E depois ainda veio ofender os idosos, as mulheres, os gordos e os feios que não aceitam nada do que ela comemora, dizendo que sua atitude só teve esta dimensão por sua condição de mulher madura, acima do peso e fora dos padrões de beleza vigentes. Ah, e porque luta pela justiça. Parece que os cidadãos e cidadãs honrados que não lutam pela justiça são todos jovens, magros e bonitos. E burros.

A deputada ofendeu também milhões de machistas honestos, trabalhadores e patriotas, quando sugeriu, em tom indignado e ressentido, que se fosse uma gostosona ou um homem não reclamariam tanto. Podem ser machistas, mas não são burros e nem aguentam mais corrupção, mentiras e cinismo.

Se a Maria Fernanda Cândido fosse deputada e sambasse no plenário seria lindo de ver, mas horroroso se fosse para comemorar a absolvição de colegas pilhados com a mão na massa. Mas Maria Fernanda jamais faria nem uma coisa nem outra: é uma mulher de responsabilidade e compostura.
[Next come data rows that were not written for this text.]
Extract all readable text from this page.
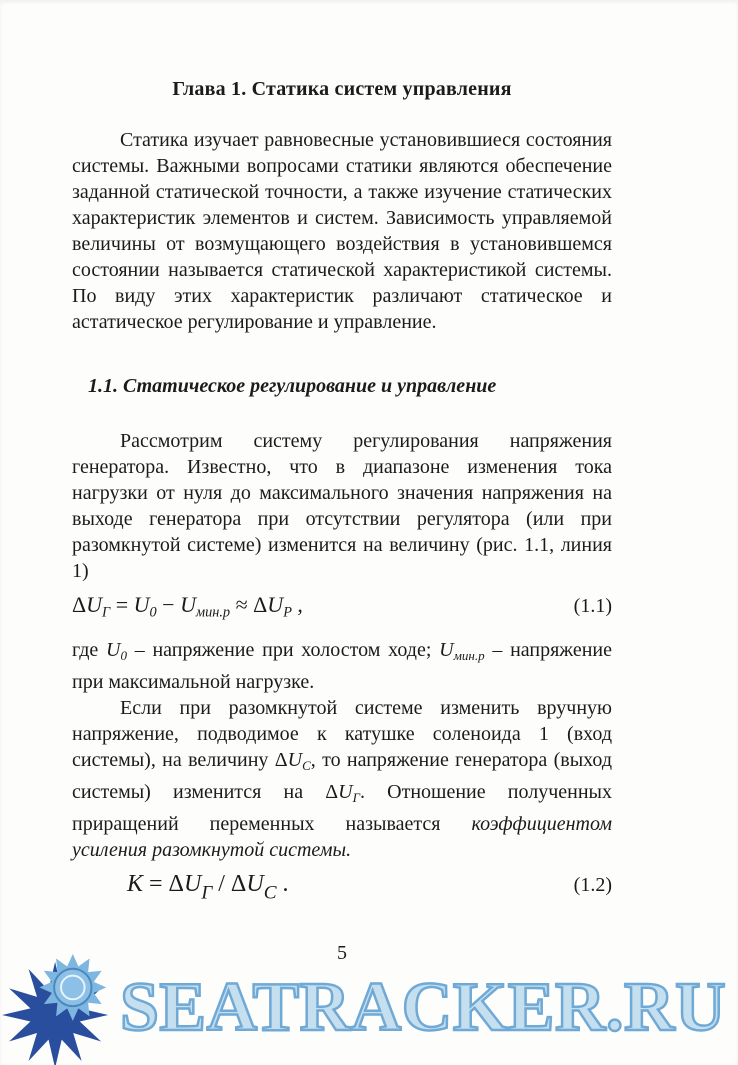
Глава 1. Статика систем управления

Статика изучает равновесные установившиеся состояния системы. Важными вопросами статики являются обеспечение заданной статической точности, а также изучение статических характеристик элементов и систем. Зависимость управляемой величины от возмущающего воздействия в установившемся состоянии называется статической характеристикой системы. По виду этих характеристик различают статическое и астатическое регулирование и управление.

1.1. Статическое регулирование и управление

Рассмотрим систему регулирования напряжения генератора. Известно, что в диапазоне изменения тока нагрузки от нуля до максимального значения напряжения на выходе генератора при отсутствии регулятора (или при разомкнутой системе) изменится на величину (рис. 1.1, линия 1)

ΔUГ = U0 − Uмин.р ≈ ΔUР ,	(1.1)

где U0 – напряжение при холостом ходе; Uмин.р – напряжение при максимальной нагрузке.

Если при разомкнутой системе изменить вручную напряжение, подводимое к катушке соленоида 1 (вход системы), на величину ΔUС, то напряжение генератора (выход системы) изменится на ΔUГ. Отношение полученных приращений переменных называется коэффициентом усиления разомкнутой системы.

$K = \Delta U_Г / \Delta U_С$ .	(1.2)
5
SEATRACKER.RU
A defesa da musa da pizza - cada momento de nossa história tem a musa que merece - faz par perfeito com Severino se dizendo vítima de preconceito por ser macho, nordestino, feio e barrigudo. Mas nem Severino se deu à grotesqueria de xaxar em plenário.

A deputada é também uma mulher de sorte, a queda de Palocci ocupou todos os espaços da mídia e tirou-a da linha de tiro. Mas nada que ela fizer ou disser apagará da memória popular as inesquecíveis imagens de uma deputada rindo e sambando pela impunidade e o privilégio.